Zalecono Metformax 2x500mg . Dopuszczona od stycznia przez endokrynologa dieta to: nabiał, mięso, warzywa, owoce niesłodkie i orzechy. Zabronione: pieczywo, makaron, kasze, ryż, ziemniaki. Uzupełniam ją o czekoladę min 70% z reguły przed wysiłkiem lub kakao na bazie kakaa niesłodzonego decomoreno. Odczuwalna temp. Lekko się podniosła. Po kilku tyg. Pojawił się rumień na szyi i twarzy – odstawiłam metformax, wyleczyłam zmiany u dermatologa. Endekrynolog wymienił metforminę na Formetic 2x500mg. W przerwie stosowania po 2 tyg. Pojawiło się rażące odczucie zimna. Po 2 tyg. Stosowania Formeticu rumień wrócił. Przeszłam zupełnie na hipoalargiczne kosmetyki plus środki do prania plus filtr uv50+ na każde wyjście na dwór i póki co jest ok. Wcześniej uczulenie na wszystkie kosmetyki kolorowe oraz zwykłą bezbarwną pomadkę do ust.

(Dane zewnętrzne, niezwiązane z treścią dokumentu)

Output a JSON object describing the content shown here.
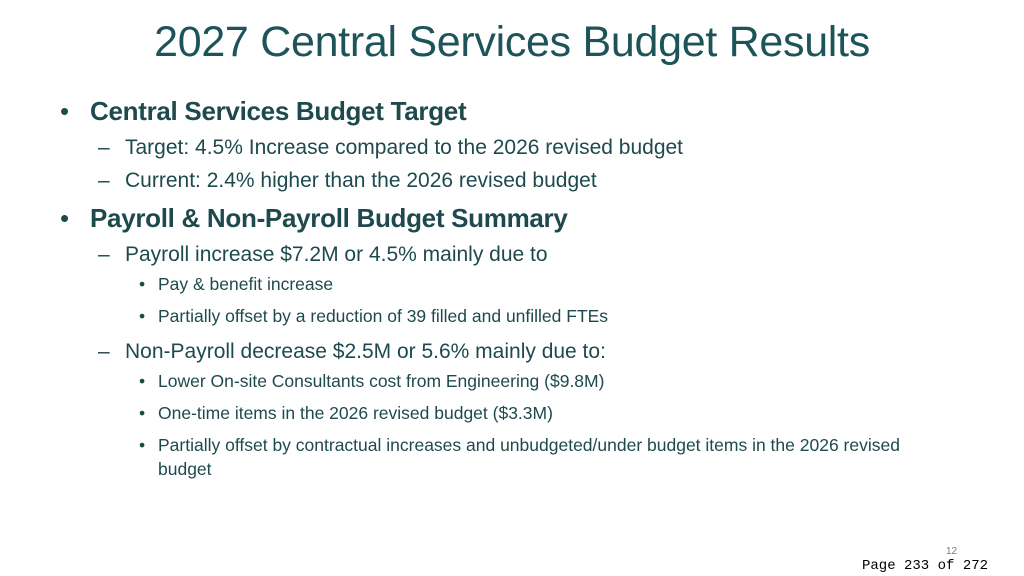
{
  "title": "2027 Central Services Budget Results",
  "bullet_symbol": "•",
  "dash_symbol": "–",
  "sections": [
    {
      "heading": "Central Services Budget Target",
      "items": [
        {
          "text": "Target: 4.5% Increase compared to the 2026 revised budget",
          "sub": []
        },
        {
          "text": "Current: 2.4% higher than the 2026 revised budget",
          "sub": []
        }
      ]
    },
    {
      "heading": "Payroll & Non-Payroll Budget Summary",
      "items": [
        {
          "text": "Payroll increase $7.2M or 4.5% mainly due to",
          "sub": [
            "Pay & benefit increase",
            "Partially offset by a reduction of 39 filled and unfilled FTEs"
          ]
        },
        {
          "text": "Non-Payroll decrease $2.5M or 5.6% mainly due to:",
          "sub": [
            "Lower On-site Consultants cost from Engineering ($9.8M)",
            "One-time items in the 2026 revised budget ($3.3M)",
            "Partially offset by contractual increases and unbudgeted/under budget items in the 2026 revised budget"
          ]
        }
      ]
    }
  ],
  "slide_number": "12",
  "page_label": "Page 233 of 272",
  "colors": {
    "title": "#1d5459",
    "text": "#1e4a4e"
  }
}
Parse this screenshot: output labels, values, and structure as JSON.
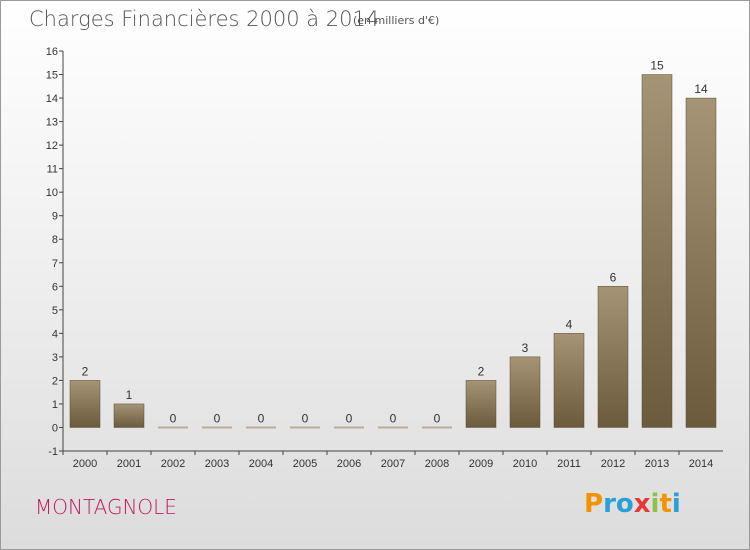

Szczególne upodobanie do gorzkiego, gorzko-kwaśnego smaku wystąpiło stopniowo wraz z odrzucaniem słodyczy. 
Insulinooporność kontrola w połowie maja 2016 przy diecie i metforminie 2x500mg:
	Na czczo: glukoza- 91mg/dl insulina- 3,5mikroU/ml
	1h po 75g glukozy: glukoza- 212mg/dl insulina- 72,2mikroU/ml
	1h po 75g glukozy: glukoza- 139mg/dl insulina- 81,2mikroU/ml
Zwiększono dawkę metforminy do 2x850mg, zachowano dietę. Następna kontrola połowa września 2016.
Po zaleceniach homeopatki: najpierw oczyszczanie Zincum Metalicum CH15 0-3x, Zielona Glinka Chuma do picia 1 płaska łyżeczka rozpuszczona 2-3 razy dziennie, urinal intensiv 1x. Przy tym dużo piję, dużo solę, dużo sikam, litrami piję gorzką czarną herbatę niemocną.

Poziom przeciwciał przeciwjądrowych skacze. Zaobserwowano wyniki od 1:160 do 1:640, ostatnio 1:160, uznawane są za zbyt niskie do przejmowania się.
Borelioza, bruceloza, hiv, kiła, ameboza, Candida Albicans, Aspergillus Fumigatus, toxocaroza;  lamblie, nicienie, pasożyty w kale ok.   
Podczas endoskopii – w żołądku na czczo zalega treść zółciowa – sugerowano controloc i ursolek – nie wdrożono.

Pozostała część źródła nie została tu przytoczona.